Labor secretary pitching Clinton to unions

Labor Secretary Tom Perez is using his position to try to build union support for Hillary Clinton. The Cabinet official has been doing campaign stops on her behalf, speaking to labor groups.

Perez met with two members of unions, Unite Here and the Service Employees International Union, in Las Vegas on Dec. 7.

“I’m proud as hell to endorse Hillary Clinton as the next president of the United States,” Perez told SEIU members, according a YouTube clip the union posted. “What gets her up in the morning is all of the issues that you fight for every day.”

It is unusual for sitting Cabinet members to campaign for a presidential candidate, but it is not unprecedented. Kathleen Sebelius, then the Health and Human Services secretary, was found in 2012 to have violated the Hatch Act when she campaigned for Obama at a taxpayer-funded event in North Carolina that year. The law that prohibits executive branch employees from engaging in political activity while on duty or in the federal workplace.

It is unlikely that Perez violated the act even though he was speaking to labor organizations, which are directly affected by his agency’s actions, because his appearances, unlike Sebelius’, do not appear to have involved taxpayer-funded events.

“Cabinet secretaries have much more leeway. The law is really about the use of taxpayer resources more than anything,” said Meredith McGehee, policy director at the nonprofit Campaign Legal Center.

“Per the Hatch Act, the secretary’s travel was paid for by the [Clinton] campaign. I would direct the other questions to the campaign,” said Labor Department spokeswoman Mattie Zazueta.

The department declined to answer whether Perez would be doing further campaigning for Clinton.

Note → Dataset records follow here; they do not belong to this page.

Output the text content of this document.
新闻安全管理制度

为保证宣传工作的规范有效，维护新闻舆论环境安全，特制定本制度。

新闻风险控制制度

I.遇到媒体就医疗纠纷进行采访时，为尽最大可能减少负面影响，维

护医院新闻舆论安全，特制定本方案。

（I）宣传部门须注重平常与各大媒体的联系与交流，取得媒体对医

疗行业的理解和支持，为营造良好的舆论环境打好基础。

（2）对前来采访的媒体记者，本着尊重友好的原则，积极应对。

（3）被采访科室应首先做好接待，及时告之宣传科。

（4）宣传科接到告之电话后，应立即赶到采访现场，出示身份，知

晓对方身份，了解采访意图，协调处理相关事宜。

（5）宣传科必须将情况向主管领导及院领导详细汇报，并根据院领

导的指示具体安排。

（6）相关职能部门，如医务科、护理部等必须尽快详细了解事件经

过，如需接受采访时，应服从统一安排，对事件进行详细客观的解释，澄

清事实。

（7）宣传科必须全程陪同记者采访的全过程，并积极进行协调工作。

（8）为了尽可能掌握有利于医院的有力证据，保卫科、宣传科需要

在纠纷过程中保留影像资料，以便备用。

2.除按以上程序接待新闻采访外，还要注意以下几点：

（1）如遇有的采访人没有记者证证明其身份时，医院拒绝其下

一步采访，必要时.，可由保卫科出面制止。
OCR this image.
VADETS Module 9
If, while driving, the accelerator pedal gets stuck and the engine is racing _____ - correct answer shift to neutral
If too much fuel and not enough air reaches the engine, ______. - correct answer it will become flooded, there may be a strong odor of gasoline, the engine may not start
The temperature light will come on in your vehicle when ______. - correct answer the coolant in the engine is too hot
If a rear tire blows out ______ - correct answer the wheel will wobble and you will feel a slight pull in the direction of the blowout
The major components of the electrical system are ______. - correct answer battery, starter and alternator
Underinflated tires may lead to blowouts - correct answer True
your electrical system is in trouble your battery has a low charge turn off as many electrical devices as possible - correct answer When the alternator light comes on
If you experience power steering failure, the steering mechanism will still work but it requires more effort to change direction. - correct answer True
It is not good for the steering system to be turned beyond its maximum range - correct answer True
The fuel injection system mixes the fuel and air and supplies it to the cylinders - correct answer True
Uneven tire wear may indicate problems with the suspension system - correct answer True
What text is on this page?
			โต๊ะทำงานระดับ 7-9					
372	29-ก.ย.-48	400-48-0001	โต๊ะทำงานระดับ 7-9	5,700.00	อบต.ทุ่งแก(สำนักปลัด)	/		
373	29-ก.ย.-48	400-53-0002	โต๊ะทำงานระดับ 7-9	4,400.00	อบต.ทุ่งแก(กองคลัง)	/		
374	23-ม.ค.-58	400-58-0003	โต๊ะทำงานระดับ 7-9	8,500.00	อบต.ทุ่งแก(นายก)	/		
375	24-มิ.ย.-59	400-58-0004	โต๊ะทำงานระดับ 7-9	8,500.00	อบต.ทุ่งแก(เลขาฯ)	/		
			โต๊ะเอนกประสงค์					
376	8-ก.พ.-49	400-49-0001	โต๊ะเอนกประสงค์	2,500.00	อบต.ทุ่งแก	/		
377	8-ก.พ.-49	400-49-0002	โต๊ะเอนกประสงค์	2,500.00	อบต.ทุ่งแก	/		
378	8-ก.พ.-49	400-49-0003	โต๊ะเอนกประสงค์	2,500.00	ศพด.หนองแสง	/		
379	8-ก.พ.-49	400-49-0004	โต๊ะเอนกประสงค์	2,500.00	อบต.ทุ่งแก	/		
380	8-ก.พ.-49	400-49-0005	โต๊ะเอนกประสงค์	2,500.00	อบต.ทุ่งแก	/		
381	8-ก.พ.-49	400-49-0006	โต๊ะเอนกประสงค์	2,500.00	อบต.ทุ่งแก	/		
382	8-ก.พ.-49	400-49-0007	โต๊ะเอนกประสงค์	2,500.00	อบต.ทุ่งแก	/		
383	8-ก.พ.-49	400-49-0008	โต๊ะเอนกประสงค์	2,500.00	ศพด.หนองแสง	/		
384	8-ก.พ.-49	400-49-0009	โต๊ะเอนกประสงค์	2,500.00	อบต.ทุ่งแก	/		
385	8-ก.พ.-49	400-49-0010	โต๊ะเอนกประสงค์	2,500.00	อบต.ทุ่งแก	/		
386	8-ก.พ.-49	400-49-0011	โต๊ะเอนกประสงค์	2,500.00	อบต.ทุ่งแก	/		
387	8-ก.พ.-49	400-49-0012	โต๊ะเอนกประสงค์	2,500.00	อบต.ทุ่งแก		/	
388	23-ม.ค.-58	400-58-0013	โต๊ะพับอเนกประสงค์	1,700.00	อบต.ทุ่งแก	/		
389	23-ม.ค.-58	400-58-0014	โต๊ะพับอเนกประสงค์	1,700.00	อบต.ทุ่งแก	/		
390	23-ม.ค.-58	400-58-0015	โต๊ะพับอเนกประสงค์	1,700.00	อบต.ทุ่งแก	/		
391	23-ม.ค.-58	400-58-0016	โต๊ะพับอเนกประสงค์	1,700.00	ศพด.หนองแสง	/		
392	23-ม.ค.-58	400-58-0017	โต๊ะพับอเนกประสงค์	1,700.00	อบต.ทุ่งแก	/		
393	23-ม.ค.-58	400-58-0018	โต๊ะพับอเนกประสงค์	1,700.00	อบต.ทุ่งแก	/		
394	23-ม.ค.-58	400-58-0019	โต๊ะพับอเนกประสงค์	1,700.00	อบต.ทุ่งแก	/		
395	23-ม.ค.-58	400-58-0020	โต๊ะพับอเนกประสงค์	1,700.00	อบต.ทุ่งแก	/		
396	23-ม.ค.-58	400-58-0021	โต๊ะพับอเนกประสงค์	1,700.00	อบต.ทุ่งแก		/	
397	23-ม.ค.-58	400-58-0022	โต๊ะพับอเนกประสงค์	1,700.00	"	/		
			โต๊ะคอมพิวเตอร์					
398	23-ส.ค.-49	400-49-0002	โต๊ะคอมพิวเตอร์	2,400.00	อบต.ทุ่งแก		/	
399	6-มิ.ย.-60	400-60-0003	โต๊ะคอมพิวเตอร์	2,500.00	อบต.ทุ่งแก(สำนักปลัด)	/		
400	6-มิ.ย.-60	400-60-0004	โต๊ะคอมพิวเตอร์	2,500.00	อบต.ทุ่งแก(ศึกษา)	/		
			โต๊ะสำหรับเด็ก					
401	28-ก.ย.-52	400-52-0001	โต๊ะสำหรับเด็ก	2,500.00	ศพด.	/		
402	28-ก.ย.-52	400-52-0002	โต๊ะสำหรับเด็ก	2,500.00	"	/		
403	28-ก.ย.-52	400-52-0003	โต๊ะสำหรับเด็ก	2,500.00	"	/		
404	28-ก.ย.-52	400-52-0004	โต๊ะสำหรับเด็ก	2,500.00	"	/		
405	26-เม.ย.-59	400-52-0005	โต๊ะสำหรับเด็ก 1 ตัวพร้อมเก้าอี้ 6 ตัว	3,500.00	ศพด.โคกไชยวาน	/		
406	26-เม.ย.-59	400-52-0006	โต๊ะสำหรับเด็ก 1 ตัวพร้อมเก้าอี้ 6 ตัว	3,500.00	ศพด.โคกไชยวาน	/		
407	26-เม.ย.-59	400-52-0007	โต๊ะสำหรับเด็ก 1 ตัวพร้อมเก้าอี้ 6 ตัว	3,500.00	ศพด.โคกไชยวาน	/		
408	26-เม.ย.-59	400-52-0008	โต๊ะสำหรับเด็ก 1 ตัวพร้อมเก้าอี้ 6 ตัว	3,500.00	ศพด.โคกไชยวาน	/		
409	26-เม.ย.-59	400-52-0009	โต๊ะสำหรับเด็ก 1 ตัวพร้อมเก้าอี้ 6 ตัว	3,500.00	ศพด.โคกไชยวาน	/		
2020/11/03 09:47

Matt Patterson, executive director of the Center for Worker Freedom, a nonprofit affiliated with the conservative group Americans for Tax Reform, said the incident showed the Obama administration was in cahoots with organized labor.

“At the very least Perez — by urging union members to support Hillary Clinton for president — has abandoned any pretense that his Labor Department is interested in a nonpartisan adjudication of federal labor law. His goal is to increase the power of union bosses, who pick the pockets of workers to fund left-wing causes and candidacies,” Patterson said.